If your work involves high-volume tasks, routine code reviews, broad knowledge retrieval, or you are budget-conscious and the tasks are not mission-critical, choose GPT-4.1. It is well-built, reliable, and the cost savings at scale are real. It also handles instruction following extremely well, which matters a lot in automated pipelines where you need the model to follow a specific format every single time.

Expert tip: Always test both models on 20–30 of your own real tasks before committing to one for production. Benchmark scores are a starting filter, not the final word. Your specific workflow may behave differently than the benchmarks suggest.

One last point: the LMSYS Arena leaderboard moves fast. What is true today may not be true in three months. Claude 3.7 Sonnet has already been succeeded by stronger models from Anthropic, and OpenAI continues to iterate quickly too. Keep an eye on the LMSYS Arena leaderboard current 2026 rankings to stay on top of where things stand.

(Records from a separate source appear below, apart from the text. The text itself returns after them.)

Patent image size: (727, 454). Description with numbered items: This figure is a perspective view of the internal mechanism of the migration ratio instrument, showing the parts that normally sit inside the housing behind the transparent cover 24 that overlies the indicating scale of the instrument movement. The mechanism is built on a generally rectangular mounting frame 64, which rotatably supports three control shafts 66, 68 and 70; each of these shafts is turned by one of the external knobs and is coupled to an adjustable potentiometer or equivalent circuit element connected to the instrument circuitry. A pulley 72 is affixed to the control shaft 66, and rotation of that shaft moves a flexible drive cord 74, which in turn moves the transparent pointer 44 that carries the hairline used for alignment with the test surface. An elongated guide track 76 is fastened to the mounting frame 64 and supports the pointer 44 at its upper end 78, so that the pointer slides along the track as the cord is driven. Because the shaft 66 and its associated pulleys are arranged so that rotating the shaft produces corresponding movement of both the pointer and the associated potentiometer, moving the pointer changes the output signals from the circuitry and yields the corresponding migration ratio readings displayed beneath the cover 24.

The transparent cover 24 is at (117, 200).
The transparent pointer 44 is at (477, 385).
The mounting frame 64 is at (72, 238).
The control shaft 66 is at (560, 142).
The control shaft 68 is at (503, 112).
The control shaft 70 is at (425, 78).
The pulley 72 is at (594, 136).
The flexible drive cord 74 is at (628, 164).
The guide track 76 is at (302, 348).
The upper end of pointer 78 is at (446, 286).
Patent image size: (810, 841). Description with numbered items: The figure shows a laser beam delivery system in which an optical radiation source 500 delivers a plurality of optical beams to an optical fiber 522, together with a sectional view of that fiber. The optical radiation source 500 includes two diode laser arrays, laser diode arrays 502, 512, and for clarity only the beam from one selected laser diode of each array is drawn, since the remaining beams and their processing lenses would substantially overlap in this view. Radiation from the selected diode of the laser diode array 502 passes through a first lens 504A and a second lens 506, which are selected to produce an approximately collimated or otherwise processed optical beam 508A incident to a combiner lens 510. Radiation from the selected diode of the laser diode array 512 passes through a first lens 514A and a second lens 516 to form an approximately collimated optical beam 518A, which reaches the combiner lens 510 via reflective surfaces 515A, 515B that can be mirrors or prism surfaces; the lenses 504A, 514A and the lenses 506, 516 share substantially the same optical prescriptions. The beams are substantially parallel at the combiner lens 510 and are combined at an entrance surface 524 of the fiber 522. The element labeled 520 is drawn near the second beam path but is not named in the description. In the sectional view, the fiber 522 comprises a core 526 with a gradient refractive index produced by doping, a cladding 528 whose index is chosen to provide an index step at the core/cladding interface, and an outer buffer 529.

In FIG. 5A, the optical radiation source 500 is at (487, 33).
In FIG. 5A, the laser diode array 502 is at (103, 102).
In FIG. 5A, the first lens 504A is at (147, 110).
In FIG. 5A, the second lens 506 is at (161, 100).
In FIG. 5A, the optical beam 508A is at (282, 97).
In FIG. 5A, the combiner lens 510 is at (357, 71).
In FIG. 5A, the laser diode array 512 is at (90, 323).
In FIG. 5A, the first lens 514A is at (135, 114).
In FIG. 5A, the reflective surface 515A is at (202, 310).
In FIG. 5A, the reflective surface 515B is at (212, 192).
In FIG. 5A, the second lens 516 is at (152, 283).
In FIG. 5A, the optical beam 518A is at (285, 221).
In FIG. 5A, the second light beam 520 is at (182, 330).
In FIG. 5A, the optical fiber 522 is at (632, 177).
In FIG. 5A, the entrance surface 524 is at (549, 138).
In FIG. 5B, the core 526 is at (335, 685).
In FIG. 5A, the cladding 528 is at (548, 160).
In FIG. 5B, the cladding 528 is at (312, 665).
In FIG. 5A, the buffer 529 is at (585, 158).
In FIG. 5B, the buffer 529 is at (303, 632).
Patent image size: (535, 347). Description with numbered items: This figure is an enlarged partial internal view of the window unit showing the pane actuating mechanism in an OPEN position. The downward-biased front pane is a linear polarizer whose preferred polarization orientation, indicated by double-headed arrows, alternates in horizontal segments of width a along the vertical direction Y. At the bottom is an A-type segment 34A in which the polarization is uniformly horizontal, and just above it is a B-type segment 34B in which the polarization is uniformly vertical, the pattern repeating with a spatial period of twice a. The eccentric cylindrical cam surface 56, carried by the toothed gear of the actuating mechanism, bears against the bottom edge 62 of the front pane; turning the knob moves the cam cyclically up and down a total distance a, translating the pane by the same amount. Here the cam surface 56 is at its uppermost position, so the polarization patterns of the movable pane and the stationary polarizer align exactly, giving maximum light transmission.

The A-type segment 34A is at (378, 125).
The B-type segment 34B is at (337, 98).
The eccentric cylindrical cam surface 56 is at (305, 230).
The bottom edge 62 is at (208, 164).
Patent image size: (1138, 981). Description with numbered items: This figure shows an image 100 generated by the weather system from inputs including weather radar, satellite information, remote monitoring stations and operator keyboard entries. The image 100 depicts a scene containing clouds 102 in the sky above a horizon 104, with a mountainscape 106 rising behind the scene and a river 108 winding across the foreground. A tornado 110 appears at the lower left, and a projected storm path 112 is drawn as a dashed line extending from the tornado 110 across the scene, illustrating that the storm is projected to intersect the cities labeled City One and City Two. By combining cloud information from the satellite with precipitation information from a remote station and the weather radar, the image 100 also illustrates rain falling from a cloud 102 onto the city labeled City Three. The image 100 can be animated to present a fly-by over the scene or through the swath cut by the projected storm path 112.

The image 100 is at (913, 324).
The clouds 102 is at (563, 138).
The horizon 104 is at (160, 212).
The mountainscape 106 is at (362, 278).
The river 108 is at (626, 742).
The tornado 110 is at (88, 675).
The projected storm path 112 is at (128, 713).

The models I discussed here are the foundation — understanding their differences helps you understand the entire landscape of modern AI.

Key Takeaways

  • Claude 3.7 Sonnet wins on reasoning and coding — it scores 84.8% on GPQA vs GPT-4.1's 66.3%.
  • GPT-4.1 is cheaper — roughly 1.7x to 1.8x less expensive per token than Claude 3.7 Sonnet.
  • Neither model has a direct LMSYS Chatbot Arena Elo score in the current 2026 leaderboard, but Claude 3.7 Sonnet showed stronger performance in coding and hard-prompt blind voting.
  • GPT-4.1 leads MMLU with a score of 90.2%, making it strong for broad general knowledge tasks.
  • Both support a 1 million token context window, but GPT-4.1 caps output at 32K tokens per request.
  • For complex projects, Claude 3.7 Sonnet is the better pick. For everyday, cost-sensitive tasks, GPT-4.1 makes more sense.
  • The LMSYS Arena leaderboard in 2026 is now dominated by Claude Opus 4.6 at 1504 Elo, showing how fast the AI landscape moves.
Frequently Asked Questions

Find answers to common questions about this topic.

1

Does GPT-4.1 have an official LMSYS Elo score?

As of April 2026, GPT-4.1 does not have a widely reported direct Elo score on the LMSYS Chatbot Arena leaderboard. The current leaderboard features more recent models like Claude Opus 4.6 (1504 Elo) and Gemini 3.1 Pro (1493 Elo). GPT-4.1's performance context comes primarily from standard benchmarks rather than Arena crowd-voting data.

2

Is GPT-4.1 cheaper than Claude 3.7 Sonnet?

Yes. GPT-4.1 is approximately 1.7 to 1.8 times cheaper per token compared to Claude 3.7 Sonnet, with input priced at $2.00 per million tokens and a 75% discount available on cached inputs. This makes it more practical for high-volume production use cases.

3

Which model should I choose for general everyday tasks?

For general everyday tasks like summarizing content, answering knowledge questions, writing emails, or basic coding help, GPT-4.1 is a strong, cost-efficient choice. Its 90.2% MMLU score reflects broad knowledge across many subjects. Claude 3.7 Sonnet is the better pick when the task genuinely requires deep reasoning or complex problem solving.